PDF to Text Skill

Convert PDF files to plain text format using PyMuPDF4LLM. This tool extracts text content from PDF documents while preserving the reading order and basic formatting.

Features

Extract text from any PDF file
Preserve reading order and structure
Support for multi-page documents
Optional Markdown output with formatting hints

Usage

Basic Conversion

Convert a PDF to text file:

python {baseDir}/scripts/convert.py "<pdf_path>"

Output will be saved as <pdf_filename>.txt in the same directory as the PDF.

Specify Output Path

python {baseDir}/scripts/convert.py "<pdf_path>" --output "~/Documents/output.txt"

Convert with Markdown Formatting

Use --markdown flag to get Markdown-formatted output with headers, lists, and other formatting hints:

python {baseDir}/scripts/convert.py "<pdf_path>" --markdown

Page Range Selection

Convert only specific pages:

# Convert pages 1-10 only
python {baseDir}/scripts/convert.py "<pdf_path>" --pages 1-10

# Convert single page
python {baseDir}/scripts/convert.py "<pdf_path>" --pages 5

Examples

# Basic conversion
python {baseDir}/scripts/convert.py "~/Documents/paper.pdf"
# Output: ~/Documents/paper.txt

# With custom output path
python {baseDir}/scripts/convert.py "~/Documents/paper.pdf" --output "~/Notes/paper_content.txt"

# Markdown output
python {baseDir}/scripts/convert.py "~/Documents/paper.pdf" --markdown --output "~/Notes/paper.md"

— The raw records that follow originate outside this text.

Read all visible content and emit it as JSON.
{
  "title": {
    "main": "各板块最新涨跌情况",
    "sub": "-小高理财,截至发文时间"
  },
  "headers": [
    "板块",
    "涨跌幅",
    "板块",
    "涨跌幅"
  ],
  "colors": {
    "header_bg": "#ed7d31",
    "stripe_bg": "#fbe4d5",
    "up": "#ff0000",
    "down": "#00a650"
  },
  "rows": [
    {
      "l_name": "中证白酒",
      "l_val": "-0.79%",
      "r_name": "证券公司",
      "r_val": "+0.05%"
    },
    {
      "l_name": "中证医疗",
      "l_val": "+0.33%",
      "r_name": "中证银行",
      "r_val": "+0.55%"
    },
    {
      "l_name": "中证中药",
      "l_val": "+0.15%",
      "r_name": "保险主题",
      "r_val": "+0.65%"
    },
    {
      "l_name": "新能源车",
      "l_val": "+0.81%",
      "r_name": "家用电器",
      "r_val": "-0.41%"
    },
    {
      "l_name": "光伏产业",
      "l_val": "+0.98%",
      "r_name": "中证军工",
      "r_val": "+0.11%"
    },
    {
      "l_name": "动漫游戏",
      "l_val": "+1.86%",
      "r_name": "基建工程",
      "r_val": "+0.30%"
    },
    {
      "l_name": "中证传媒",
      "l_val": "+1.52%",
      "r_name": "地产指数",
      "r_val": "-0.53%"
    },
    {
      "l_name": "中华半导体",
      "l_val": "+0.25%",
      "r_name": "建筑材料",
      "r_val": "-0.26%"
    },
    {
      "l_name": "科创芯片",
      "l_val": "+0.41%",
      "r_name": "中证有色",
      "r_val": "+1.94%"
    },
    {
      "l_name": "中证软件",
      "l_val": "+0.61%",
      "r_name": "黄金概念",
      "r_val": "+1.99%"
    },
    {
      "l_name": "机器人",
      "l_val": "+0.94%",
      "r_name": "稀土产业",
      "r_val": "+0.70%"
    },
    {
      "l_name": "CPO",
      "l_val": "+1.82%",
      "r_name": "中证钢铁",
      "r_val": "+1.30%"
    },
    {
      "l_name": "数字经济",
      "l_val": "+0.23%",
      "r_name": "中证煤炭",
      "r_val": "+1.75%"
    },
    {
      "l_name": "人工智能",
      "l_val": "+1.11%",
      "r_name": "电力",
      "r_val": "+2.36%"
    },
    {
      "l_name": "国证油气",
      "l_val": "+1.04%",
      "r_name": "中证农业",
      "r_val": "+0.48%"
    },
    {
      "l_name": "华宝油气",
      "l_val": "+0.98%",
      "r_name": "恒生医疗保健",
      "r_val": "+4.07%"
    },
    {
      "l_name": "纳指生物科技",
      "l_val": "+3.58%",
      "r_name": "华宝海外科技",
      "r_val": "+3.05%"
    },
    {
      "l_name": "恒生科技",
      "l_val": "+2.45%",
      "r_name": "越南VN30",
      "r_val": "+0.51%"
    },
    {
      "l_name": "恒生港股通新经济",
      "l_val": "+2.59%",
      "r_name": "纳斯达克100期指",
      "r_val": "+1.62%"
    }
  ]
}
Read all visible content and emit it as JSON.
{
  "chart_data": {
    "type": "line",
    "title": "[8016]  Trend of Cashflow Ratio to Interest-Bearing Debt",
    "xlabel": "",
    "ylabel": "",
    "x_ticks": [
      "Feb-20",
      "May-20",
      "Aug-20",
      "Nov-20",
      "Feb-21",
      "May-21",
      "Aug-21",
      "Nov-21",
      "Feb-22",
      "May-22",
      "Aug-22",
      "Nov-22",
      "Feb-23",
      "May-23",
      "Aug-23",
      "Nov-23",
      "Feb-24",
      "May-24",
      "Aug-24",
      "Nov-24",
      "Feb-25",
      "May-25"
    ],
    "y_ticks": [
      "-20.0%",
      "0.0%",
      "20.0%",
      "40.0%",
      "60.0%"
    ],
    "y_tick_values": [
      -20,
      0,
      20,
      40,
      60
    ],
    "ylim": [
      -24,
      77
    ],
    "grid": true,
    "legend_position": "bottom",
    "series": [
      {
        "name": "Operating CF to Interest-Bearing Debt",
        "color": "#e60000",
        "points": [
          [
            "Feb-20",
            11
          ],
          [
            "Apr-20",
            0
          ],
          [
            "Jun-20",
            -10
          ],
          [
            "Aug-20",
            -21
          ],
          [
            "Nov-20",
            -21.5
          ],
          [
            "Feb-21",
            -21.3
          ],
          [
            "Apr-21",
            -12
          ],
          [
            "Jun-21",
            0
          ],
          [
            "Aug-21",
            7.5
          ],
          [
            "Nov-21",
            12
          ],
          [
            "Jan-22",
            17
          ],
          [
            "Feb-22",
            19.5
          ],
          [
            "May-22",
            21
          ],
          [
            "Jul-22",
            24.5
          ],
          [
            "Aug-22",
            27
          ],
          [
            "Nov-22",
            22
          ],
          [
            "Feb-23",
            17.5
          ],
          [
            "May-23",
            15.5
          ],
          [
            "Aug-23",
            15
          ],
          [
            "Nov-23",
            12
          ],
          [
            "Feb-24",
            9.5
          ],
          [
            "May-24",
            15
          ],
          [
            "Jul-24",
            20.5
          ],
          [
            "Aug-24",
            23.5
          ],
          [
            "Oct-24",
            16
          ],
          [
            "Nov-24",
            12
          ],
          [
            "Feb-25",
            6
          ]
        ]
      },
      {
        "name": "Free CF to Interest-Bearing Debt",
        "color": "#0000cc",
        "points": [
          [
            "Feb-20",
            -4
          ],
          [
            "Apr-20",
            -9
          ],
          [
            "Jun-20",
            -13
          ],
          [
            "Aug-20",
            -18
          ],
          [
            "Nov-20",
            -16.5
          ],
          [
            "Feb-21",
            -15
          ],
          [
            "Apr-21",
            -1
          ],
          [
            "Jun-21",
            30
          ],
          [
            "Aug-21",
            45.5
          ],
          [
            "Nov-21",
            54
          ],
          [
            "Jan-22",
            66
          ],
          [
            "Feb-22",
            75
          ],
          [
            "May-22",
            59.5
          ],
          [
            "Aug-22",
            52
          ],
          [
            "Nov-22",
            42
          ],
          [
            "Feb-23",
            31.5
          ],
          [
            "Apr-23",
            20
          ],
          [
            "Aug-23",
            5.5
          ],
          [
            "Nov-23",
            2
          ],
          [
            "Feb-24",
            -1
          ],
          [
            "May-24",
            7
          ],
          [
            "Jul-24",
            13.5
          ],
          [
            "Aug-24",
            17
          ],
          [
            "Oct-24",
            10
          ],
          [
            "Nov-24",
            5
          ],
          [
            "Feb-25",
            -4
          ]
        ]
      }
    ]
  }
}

# Convert first 5 pages only
python {baseDir}/scripts/convert.py "~/Documents/book.pdf" --pages 1-5 --output "~/Notes/chapter1.txt"

Output Format

Plain Text (default)

Clean text extraction
Preserves paragraph breaks
Removes decorative formatting

Markdown (`--markdown`)

Headers marked with #
Lists preserved with - or *
Bold/italic formatting hints where detectable
Better for documents with complex structure

Troubleshooting

"No text found in PDF"

The PDF may be scanned images without OCR
Try using OCR tools first to add a text layer

Garbled text

The PDF may use custom fonts without proper encoding
Some PDFs have text stored in unexpected ways

Missing content

Complex layouts (multi-column, sidebars) may lose some positioning
Forms and interactive elements may not extract cleanly